A: Iterators hold both data blocks and memtables in memory. The resource each iterator holds are:

  1. The data block in memory that the iterator is currently pointing to for each L0 SST file.
  2. The data block in memory that the iterator is currently pointing to for each non-level-0 SST file.
  3. The memtables that existed when the iterator was created, even after the memtables have been flushed.
  4. All the SST files on disk that existed when the iterator was created, even if they are compacted.

These resources will be released when the iterator is deleted. If forward iterator is used, then it will release resources when it's moving its cursor.

Q: Can I put log files and sst files in different directories? How about information logs?

A: Yes. WAL files can be placed in a separate directory by specifying DBOptions::wal_dir, information logs can as well be written in a separate directory by using DBOptions::db_log_dir.

Q: Are bloom filter blocks of SST files always loaded to memory, or can they be loaded from disk?

A: The behavior is configurable.
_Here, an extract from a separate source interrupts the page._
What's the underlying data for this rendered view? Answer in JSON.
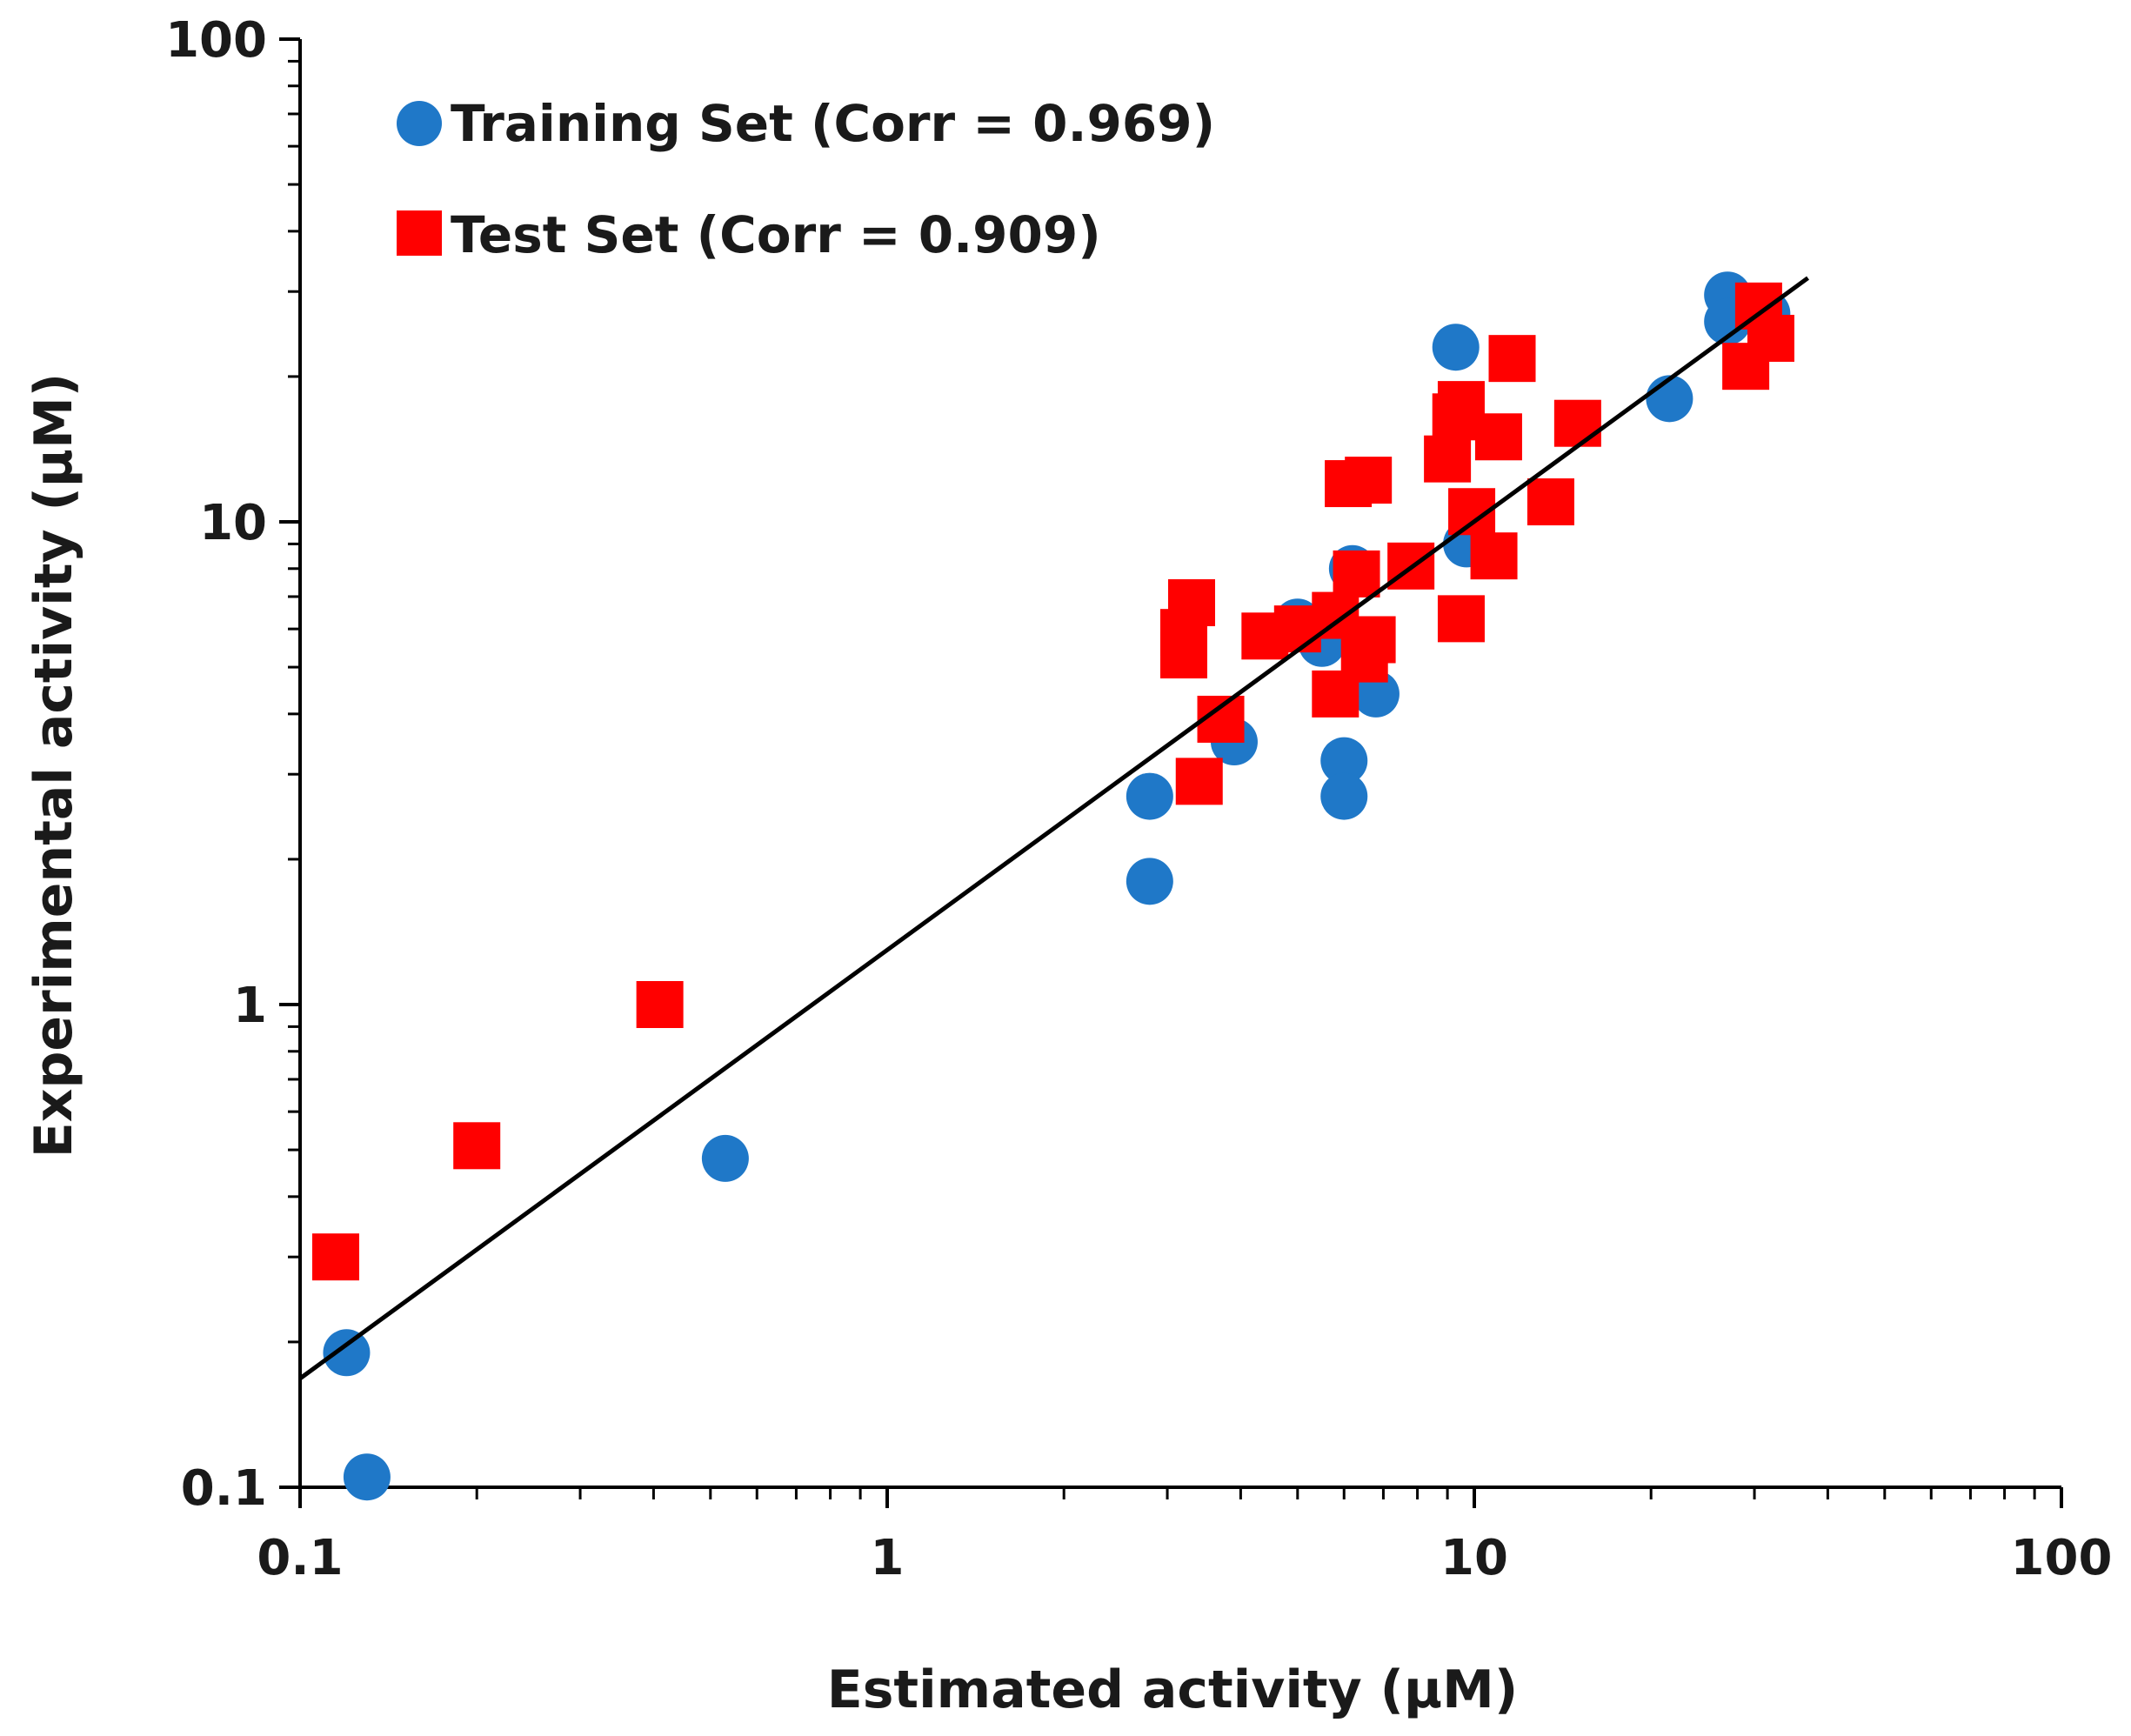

When BlockBaseTableOptions::cache_index_and_filter_blocks is set to true, then bloom filters and index block will be loaded into a LRU cache only when related Get() requests are issued. In the other case where cache_index_and_filter_blocks is set to false, then RocksDB will try to keep the index block and bloom filter in memory up to DBOptions::max_open_files number of SST files.

Q: If issue a Put() or Write() with WriteOptions.sync=true, does it mean all previous writes are persistent too?

A: Yes, but only for all previous writes with WriteOptions.disableWAL=false.

Q: I disabled write-ahead-log and rely on DB::Flush() to persist the data. It works well for single family. Can I do the same if I have multiple column families?

A: No, currently DB::Flush() is not atomic across multiple column families. We do have a plan to support that in the future.

Q: If I use non-default comparators or merge operators, can I still use ldb tool?

A: You cannot use the regular ldb tool in this case. However, you can build your custom ldb tool by passing your own options using this function rocksdb::LDBTool::Run(argc, argv, options) and compile it.